New Delhi: India has threatened to ban a US company and put 11 more American, French, Russian and Israeli companies on a watch list for imposing fines on foreign arms chiefs for failing to perform offset duties in defence deals.
The Ministry of Defence (MoD) has sent a stern message to arms companies, repeatedly demanding an extension of time to comply with their offset commitments, saying it will no longer be a business as before, sources said.
“This is the first time MoD has shown teeth like this. A warning has been issued that if companies do not meet their offset obligations in a timely manner, their existing performance bank guarantees in other contracts may be forfeited or deducted from their due payments, ”a source said.
“If these options are not available against a company, a show cause notice will be issued to explain why it should not be banned. The US company in question, which was previously given five to six notices for its offset duty, is competing against the show cause notice to ban it. The MoD, however, has a strong case, ”he added.

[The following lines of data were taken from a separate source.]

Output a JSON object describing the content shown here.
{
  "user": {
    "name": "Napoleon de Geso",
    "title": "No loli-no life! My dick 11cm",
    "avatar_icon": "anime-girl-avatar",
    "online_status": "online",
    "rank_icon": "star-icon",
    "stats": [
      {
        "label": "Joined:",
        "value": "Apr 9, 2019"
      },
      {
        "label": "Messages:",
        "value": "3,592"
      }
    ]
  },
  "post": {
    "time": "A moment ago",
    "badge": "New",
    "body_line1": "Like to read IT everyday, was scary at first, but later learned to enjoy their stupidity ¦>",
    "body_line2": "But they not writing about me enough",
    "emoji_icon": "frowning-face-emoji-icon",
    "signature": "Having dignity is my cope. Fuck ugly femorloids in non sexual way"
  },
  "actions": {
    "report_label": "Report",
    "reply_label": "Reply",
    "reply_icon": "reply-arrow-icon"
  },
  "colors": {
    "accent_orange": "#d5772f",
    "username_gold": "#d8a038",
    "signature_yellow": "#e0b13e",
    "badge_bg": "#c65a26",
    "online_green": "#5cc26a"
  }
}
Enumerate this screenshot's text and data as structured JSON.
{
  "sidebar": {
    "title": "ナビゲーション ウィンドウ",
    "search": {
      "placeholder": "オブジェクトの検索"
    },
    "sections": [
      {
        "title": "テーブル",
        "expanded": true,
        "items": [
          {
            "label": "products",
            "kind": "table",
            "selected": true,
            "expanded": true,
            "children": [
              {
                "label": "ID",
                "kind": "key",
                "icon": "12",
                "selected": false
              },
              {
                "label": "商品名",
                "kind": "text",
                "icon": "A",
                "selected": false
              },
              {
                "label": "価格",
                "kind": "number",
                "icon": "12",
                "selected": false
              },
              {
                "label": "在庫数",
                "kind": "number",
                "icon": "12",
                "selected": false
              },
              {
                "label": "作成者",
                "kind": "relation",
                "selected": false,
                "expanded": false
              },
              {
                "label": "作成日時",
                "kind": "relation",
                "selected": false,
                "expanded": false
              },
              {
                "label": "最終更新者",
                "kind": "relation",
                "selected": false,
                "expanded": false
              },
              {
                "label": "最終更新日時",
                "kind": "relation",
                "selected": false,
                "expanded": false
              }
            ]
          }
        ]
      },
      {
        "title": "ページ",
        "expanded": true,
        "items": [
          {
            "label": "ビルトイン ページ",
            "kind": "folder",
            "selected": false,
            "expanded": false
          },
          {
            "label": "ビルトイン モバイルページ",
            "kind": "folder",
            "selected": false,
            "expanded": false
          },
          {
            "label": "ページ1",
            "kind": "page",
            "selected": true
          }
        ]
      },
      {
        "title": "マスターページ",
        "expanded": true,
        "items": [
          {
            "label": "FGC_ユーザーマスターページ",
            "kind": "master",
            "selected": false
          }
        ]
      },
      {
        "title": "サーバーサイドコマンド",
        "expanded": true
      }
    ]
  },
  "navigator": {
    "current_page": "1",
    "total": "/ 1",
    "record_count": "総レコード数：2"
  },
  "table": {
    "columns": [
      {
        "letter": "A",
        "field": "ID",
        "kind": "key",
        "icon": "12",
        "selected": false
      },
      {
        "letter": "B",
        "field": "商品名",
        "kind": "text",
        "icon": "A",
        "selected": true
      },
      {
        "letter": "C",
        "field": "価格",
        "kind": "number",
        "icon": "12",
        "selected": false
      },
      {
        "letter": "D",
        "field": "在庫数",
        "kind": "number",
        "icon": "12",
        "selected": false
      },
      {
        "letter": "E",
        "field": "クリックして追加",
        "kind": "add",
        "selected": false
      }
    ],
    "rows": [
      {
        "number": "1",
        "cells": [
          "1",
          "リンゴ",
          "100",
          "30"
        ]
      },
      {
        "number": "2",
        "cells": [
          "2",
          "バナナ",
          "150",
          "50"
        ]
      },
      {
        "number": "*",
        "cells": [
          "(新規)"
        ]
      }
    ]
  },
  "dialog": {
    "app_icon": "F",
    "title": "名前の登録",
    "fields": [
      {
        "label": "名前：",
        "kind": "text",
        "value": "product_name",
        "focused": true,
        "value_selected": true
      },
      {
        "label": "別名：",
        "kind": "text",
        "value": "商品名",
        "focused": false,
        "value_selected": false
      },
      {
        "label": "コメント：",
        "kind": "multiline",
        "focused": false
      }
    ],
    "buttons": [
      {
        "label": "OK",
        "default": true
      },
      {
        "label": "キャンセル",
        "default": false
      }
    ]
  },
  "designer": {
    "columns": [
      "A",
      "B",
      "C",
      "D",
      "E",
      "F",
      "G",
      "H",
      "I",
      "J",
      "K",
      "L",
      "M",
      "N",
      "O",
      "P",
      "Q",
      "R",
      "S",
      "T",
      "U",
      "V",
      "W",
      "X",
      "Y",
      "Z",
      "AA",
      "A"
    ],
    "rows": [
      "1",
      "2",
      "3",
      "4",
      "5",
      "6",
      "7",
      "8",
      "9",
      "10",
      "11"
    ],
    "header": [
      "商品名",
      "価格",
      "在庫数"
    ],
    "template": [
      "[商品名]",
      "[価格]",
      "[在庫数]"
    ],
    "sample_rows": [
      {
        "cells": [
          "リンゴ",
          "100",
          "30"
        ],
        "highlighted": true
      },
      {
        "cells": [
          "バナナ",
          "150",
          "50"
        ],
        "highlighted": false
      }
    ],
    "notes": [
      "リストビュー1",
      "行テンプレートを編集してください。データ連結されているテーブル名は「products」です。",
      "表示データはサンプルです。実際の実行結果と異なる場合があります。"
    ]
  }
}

First issued in 2005 under the Defence Offset Policy, a deal had to be repatriated to India as a reinvestment of at least 30% of the total contract value. In 2016, some French offsets were set at 50%, amounting to Rs 59,000 crore for 36 French Rafale fighters. Overall, India has so far signed about 55 defence offset deals worth a total of about Rs 600 crore.
In a report tabled in Parliament in September last year, the Comptroller and Auditor General of India (CAG) called for a major overhaul of the entire offset policy, stressing that the inclusion of advanced technology, attracting FDI and “meeting targets” was strengthening the domestic defence industry base.
The offset policy compels a foreign original equipment manufacturer (OEM) to discharge offsets through a combination of approved methods if it enters into a capital purchase agreement of more than Rs 2,000 crore. Earlier, the marginal limit was set at Rs 300 crore.
MoD officials acknowledge the “additional cost load” on arms companies in contracts, often raising prices by about 8-10% to meet their offset promises. Some reforms to the offset policy were incorporated into the revised Defence Acquisition Process (DAP) last year, with a renewed emphasis on attracting investors and transferring technology for defence production to employ their multipliers. The new DAP offsets government-to-government contracts and cancels the “Ab Initiative Single Seller Agreement”.